ぼくは、中学のときの10か月間のいじめが原因で、抑うつ状態になり、大学まではなんとか入学したものの、2年生になるころには精神的に破たんしてしまいました。

そこではじめて精神科とつながり、うつ状態だと診断されて、以来20年以上にわたりうつを抱えて生きてきました。

 

40代も半ばに差し掛かろうとしていますが、仕事についたり、休んだりの繰り返しで、そのつど一生懸命生きてきたのですが、やってきたことはどれもはんぱで、なにひとつプロフェッショナルというものを築けていないのです。

 

そんなぼくがいままで生きてこれたのは、とてもラッキーだったのだとおもいます。

 

でもやはりひとに誇れるものがないというのは、とても悔しく残念です。

 

ぼくのいじめ体験とうつ病は、運命だったのだとおもっています。そしてこのいじめうつの後遺症はこれからも続いていくのだとおもいます。

 

運命は甘んじて受け入れるしかないけれど、でもぼくはその運命を生かしたいとおもうのです。

 

こんなぼくだからこそできることがあるのではないか、社会に役立てることがあるのではないか、ぼくは社会の役に立ちたいし、自分の運命をいかして役に立ちたいとおもうのです。

 

ぽんこつなぼくで、どうやったらそれができるのか、日々苦闘悶々としていますが、でもやっぱりぼくはそれを欲せずには、願わずにはいられないのです。

 

過去のことはすっぱり忘れて、新しく生まれ変わるのではなく、過去と現在の生きづらさにからめとられながらも、その中で自分を生かしていく道を模索しています。

 

それがぼくの悲願なのです。

 

人の個性が本来意味することとは?

人の個性は、その人の人間関係にあらわれるんじゃないかとおもっています。

 

個性と言っても、人間は「モノ」じゃないから、PCでいえば、CPUがいくつとか、メモリやハードディスクの容量とか画面の大きさとかそういった「属性(能力や特徴)」が個性をあらわすとはおもえません。人間で言えば、身長、体重、容姿、学歴、職業といったものは全部その人の属性だとはいえますが、それとその人の個性とは本来違うのではないかとおもうのです。

 

ぼくは人間とは「人間関係」のことではないかとおもいます。

卑近な例では、大昔のドラマ、武田鉄矢金八先生の言葉、「「人」という字は、人と人とが支えあって、「人」になっている」、が思い出されます。
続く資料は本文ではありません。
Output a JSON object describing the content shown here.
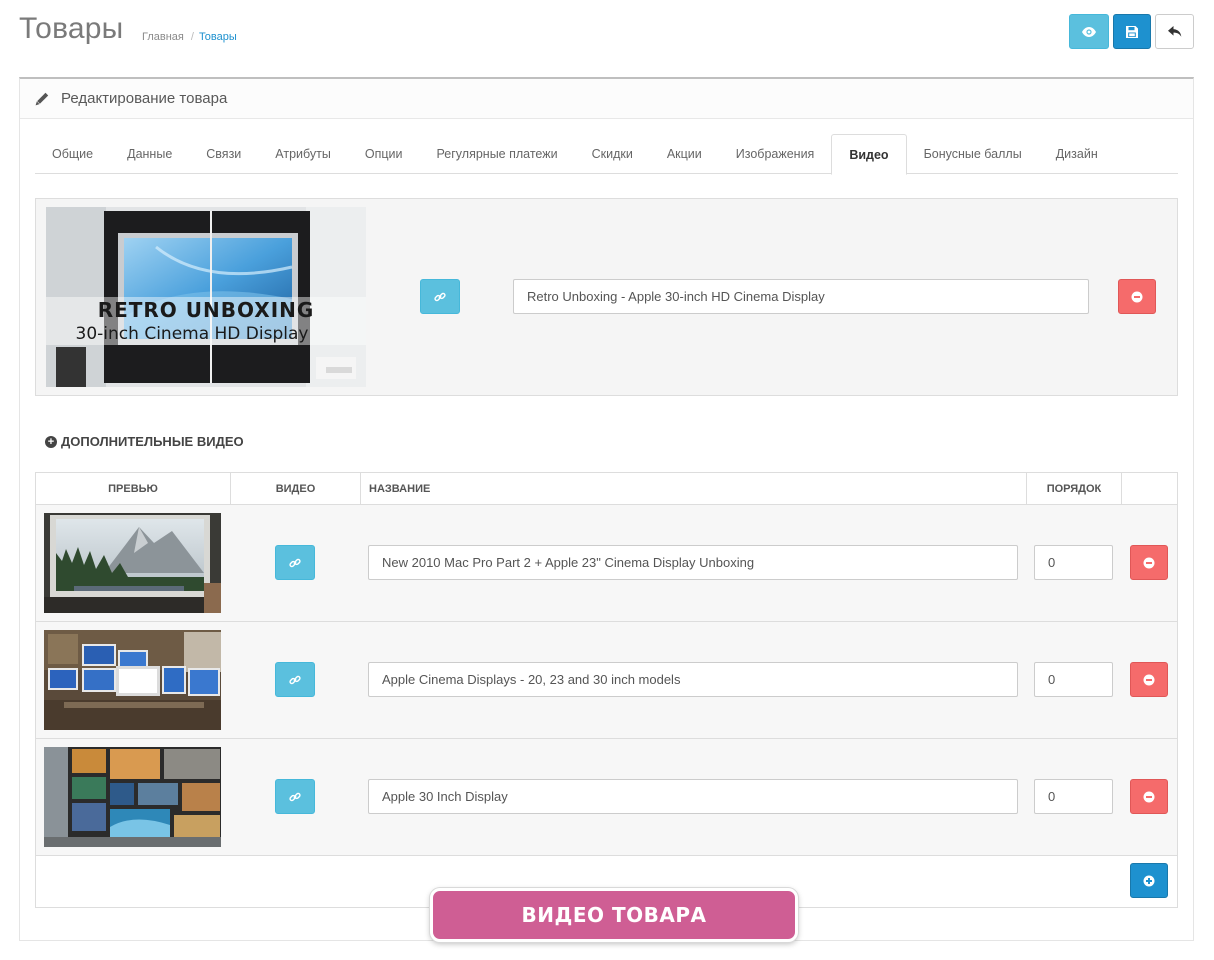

人と人とが支えあっているかどうかは疑問におもうところもありますが、少なくとも、人と人とが関わりあうところ(人間関係)に、人間があるということは言えるようにおもうのです。

 

だとすれば人の個性というものも、その人の属性にではなく、その人の他者とのかかわり方・つきあい方にあらわれるのではないかとおもうのです。

 

人間関係のあり方は、2つにわかれるとおもいます。

①相手を受けいれる人間関係

②相手を無視する人間関係

 

①は、相手を尊重し、親切で、やさしい、関わり方です。人と関わりを持つとは本来このことを言うのではないでしょうか。
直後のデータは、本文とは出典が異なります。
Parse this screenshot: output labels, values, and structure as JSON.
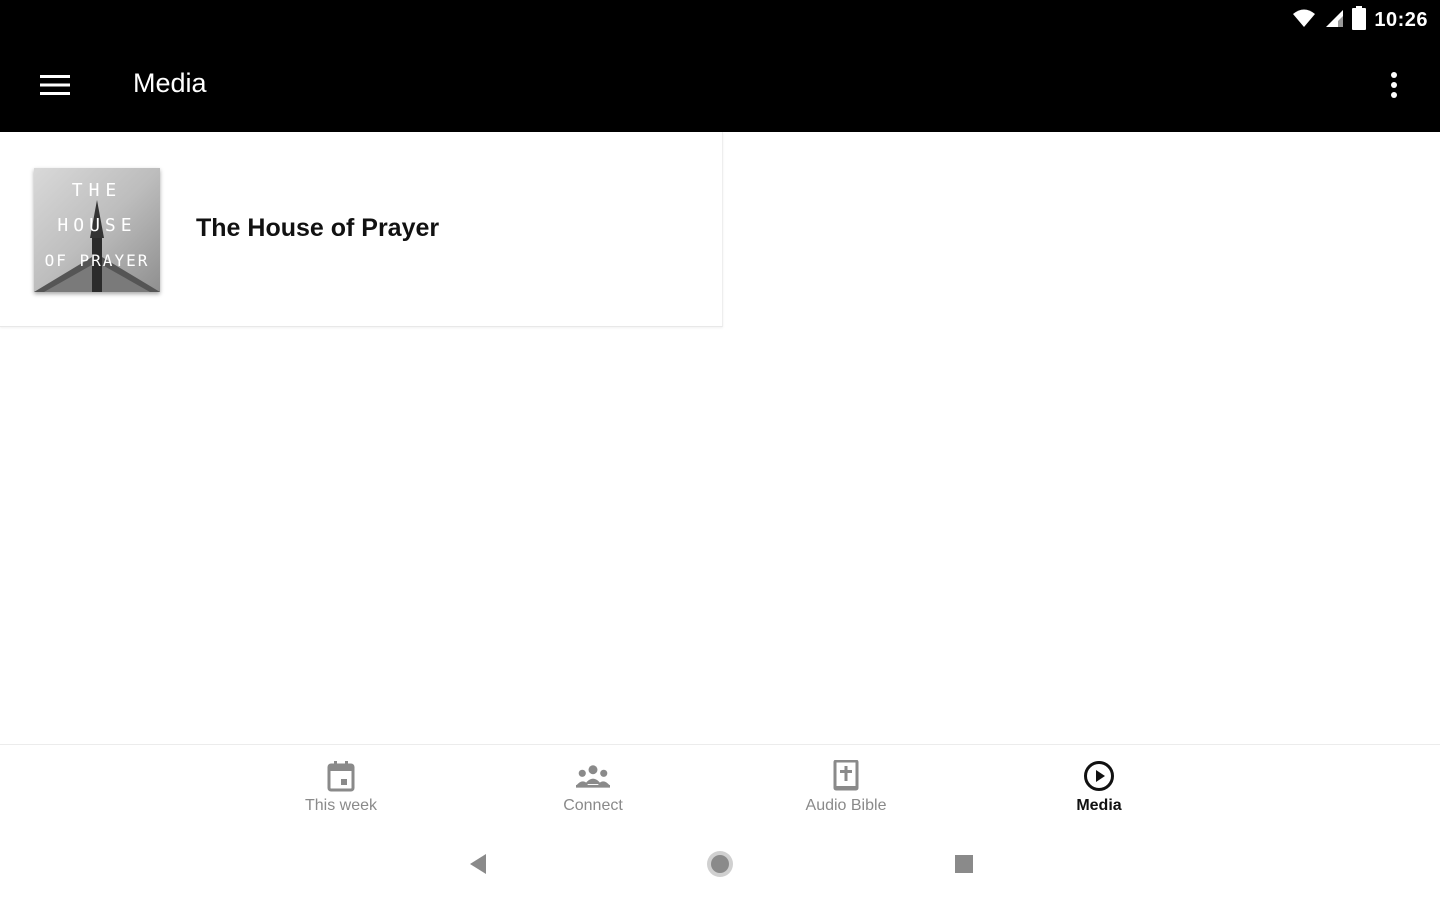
{
  "status_bar": {
    "time": "10:26",
    "icons": [
      "wifi-icon",
      "signal-icon",
      "battery-icon"
    ]
  },
  "app_bar": {
    "title": "Media",
    "menu_icon": "hamburger-menu-icon",
    "overflow_icon": "more-vert-icon"
  },
  "media_items": [
    {
      "title": "The House of Prayer",
      "thumbnail_icon": "house-of-prayer-artwork",
      "thumbnail_text": [
        "THE",
        "HOUSE",
        "OF PRAYER"
      ]
    }
  ],
  "bottom_nav": {
    "items": [
      {
        "label": "This week",
        "icon": "calendar-icon",
        "active": false
      },
      {
        "label": "Connect",
        "icon": "people-icon",
        "active": false
      },
      {
        "label": "Audio Bible",
        "icon": "bible-icon",
        "active": false
      },
      {
        "label": "Media",
        "icon": "play-circle-icon",
        "active": true
      }
    ]
  },
  "system_nav": {
    "icons": [
      "back-icon",
      "home-icon",
      "recents-icon"
    ]
  },
  "colors": {
    "app_bar": "#000000",
    "background": "#ffffff",
    "nav_inactive": "#8a8a8a",
    "nav_active": "#111111"
  }
}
②は、相手の気持ちや意見、状況・立場をないがしろにすることです。相手の存在を無視するとは、人間関係のあり方というより人間関係の破たんを意味するのはないかとおもいます。

 

現実の人間関係は、相手を受け入れる一方で、受け入れられない部分、つまり無視したい部分もあるといった、受容と無視の綱引きの中にあるようにおもいます。

 

例えば、友人の努力家なところは、すごい認めるし、尊敬するけど、自慢家のところは、うざいとか。彼女の料理が上手なのはすごいいいのだけど、いちいち干渉することろがいや、みたいな。

 

人間とは、人間関係のことであり、人間関係とはいま目の前の他者を受け入れることにあるのだとすれば、人の個性とは、他者をどれだけ尊重し、受け入れることができるのかにかかっているのではないかとおもいます。

 

したがって、個性をあらわす表現は、人間関係にかかわる言葉、やさしい、親切、謙虚、冷たい、意地悪、傲慢等、といったことばであらわされるのが適当ではないかとおもいます。

 

二枚目だとか、才能があるとかはやはりあくまで属性なのであって、その人の特徴ではあっても、個性をあらわすことばにはならないようにおもいます。

 

人との関わり方、人をいかに受け入れるかに、その人の個性があらわれるというのが今回の記事の結論となります。

 

 

自分のことを大切にすることは難しい

自分を大切にすること、自分にやさしくすることは、なかなか難しいです。

 

ついつい自分のことだと、厳しく冷たくなっちゃうのです。悪意がめばえちゃうのです。

 

今年の初めにやった公演も、ちょっとでも悪い評価を聞かされると、もう目の前真っ暗になってしまって「なんて自分はくだらないものを作ってしまったんだろう!?」と思ってしまい、自己卑下し、作品そのものの出来だけでなく、それまで1年近くかけて準備してきた努力も、くだらいないことのように思えてしまうのです。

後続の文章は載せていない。